The tunnel boring machine will work from north to south, digging out about 38 feet of dirt a day as crews remove trucks loads of dirt and install rings of steel and concrete in the newly carved out tunnel. Part of the this project will mean shifting a section of West Silver Lake Drive and the reservoir walking path to the east to build an approximately 40-foot wide “launch pit” where the tunnel machine will be dropped into place. Also, on the far north side of the Ivanhoe Reservoir near Armstrong Avenue, a grassy area near Armstrong Avenue on the north side of the reservoir as a staging and storage area for the tunneling project. The DWP provided more details about Silver Lake’s Big Bore in a Q & A below.
Why build a tunnel in this section instead of a trench along Silver Lake Boulevard?
A cost study performed by LADWP revealed that tunneling was the most cost effective method of installation for the proposed pipeline. The depth requirements of the proposed water pipeline would require extensive shoring methods and continuous dewatering operations due to the high groundwater table, making the open trench method more costly than the tunneling option.
How wide would this tunnel be?
The tunnel will have a minimum diameter of 10 feet. It will be made of welded steel pipe lined with precast concrete rings for support.
Would the tunnel simply serve as a pipe for water or will it contain other things?

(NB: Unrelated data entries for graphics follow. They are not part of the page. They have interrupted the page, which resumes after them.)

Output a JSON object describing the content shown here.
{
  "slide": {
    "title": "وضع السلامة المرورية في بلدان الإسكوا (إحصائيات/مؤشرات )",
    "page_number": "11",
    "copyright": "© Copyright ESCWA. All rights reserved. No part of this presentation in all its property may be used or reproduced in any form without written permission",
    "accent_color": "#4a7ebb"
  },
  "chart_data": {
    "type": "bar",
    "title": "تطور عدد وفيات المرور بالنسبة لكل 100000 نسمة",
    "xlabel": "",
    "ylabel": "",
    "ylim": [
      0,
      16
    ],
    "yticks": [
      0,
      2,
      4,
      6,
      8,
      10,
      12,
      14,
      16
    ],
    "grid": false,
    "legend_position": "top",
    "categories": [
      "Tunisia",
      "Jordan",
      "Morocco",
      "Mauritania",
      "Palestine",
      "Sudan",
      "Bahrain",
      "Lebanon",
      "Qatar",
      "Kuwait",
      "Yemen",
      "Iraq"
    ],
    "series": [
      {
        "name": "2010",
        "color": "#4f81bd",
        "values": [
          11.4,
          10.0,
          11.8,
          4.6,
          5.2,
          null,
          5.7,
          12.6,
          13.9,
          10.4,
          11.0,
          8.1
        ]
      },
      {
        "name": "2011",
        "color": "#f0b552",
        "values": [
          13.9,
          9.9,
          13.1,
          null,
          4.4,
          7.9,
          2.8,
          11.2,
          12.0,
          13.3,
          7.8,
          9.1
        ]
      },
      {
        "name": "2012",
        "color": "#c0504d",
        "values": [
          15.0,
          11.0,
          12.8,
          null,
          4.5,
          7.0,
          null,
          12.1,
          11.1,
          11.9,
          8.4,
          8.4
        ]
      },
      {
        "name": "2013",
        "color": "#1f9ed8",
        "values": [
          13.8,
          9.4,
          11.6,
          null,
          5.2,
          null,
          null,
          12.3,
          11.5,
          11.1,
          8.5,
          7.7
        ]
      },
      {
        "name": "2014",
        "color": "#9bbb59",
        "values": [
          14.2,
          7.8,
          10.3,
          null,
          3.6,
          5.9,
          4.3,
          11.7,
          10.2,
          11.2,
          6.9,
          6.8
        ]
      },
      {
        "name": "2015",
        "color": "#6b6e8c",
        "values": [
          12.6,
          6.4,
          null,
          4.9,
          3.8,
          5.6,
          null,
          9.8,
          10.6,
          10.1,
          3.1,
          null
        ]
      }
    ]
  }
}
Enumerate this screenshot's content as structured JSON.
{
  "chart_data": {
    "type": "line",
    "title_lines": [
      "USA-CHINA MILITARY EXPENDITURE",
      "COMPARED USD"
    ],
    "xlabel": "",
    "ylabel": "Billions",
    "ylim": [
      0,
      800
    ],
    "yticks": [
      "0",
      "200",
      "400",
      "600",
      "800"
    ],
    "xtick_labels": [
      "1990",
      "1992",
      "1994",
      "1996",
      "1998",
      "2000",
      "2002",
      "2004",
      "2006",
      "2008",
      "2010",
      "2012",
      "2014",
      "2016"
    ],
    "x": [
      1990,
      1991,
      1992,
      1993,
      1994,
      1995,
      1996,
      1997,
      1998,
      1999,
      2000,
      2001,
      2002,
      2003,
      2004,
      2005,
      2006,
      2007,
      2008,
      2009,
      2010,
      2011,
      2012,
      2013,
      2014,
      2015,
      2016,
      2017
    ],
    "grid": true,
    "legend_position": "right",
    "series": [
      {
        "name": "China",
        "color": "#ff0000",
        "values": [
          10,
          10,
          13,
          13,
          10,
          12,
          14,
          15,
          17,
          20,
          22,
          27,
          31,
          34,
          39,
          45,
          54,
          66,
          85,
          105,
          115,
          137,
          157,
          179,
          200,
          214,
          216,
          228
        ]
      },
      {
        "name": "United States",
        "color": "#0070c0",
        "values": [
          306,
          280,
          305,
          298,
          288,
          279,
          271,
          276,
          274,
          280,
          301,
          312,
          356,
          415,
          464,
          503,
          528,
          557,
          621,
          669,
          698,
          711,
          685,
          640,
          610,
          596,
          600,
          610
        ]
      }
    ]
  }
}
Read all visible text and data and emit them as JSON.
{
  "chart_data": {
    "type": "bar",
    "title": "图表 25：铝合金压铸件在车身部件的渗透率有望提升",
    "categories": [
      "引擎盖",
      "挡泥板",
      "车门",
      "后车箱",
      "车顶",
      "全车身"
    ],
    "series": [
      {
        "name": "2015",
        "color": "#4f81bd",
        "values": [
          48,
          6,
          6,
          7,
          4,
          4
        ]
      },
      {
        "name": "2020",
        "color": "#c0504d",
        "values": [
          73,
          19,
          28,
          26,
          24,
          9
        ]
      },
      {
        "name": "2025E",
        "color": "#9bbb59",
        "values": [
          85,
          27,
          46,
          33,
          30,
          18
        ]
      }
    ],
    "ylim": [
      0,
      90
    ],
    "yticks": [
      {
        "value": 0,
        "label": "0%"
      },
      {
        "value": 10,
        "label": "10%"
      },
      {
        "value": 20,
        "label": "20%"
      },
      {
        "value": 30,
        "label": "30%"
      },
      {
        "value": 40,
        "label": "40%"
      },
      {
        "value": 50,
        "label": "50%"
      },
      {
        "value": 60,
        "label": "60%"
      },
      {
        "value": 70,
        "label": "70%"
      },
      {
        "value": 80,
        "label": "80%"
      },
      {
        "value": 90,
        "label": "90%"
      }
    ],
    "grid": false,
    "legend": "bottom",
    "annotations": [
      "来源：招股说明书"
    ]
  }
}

The pipe will convey water, nothing else.
How long is the tunnel? How deep will it go?
The tunnel will be approximately 4,600 feet in length at a depth ranging from 60 to 145 feet.
How much earth will have to be excavated and trucked out?
Approximately 22,000 cubic yards of soil will be excavated and removed.
What kind of machine and crews will be used for the tunnel? Will it run all day? How many feet a day will be drilled out?
A tunnel boring machine (TBM) will be utilized for this tunneling operation. The crew will consist of personnel with specialized skill in tunneling operations. The daily operation will run during a 10-hour work shift. Current production rates for this project are estimated at 38 feet per day.
How long will it take to complete the tunneling project?
The tunneling operation is estimated to be completed within 26 months.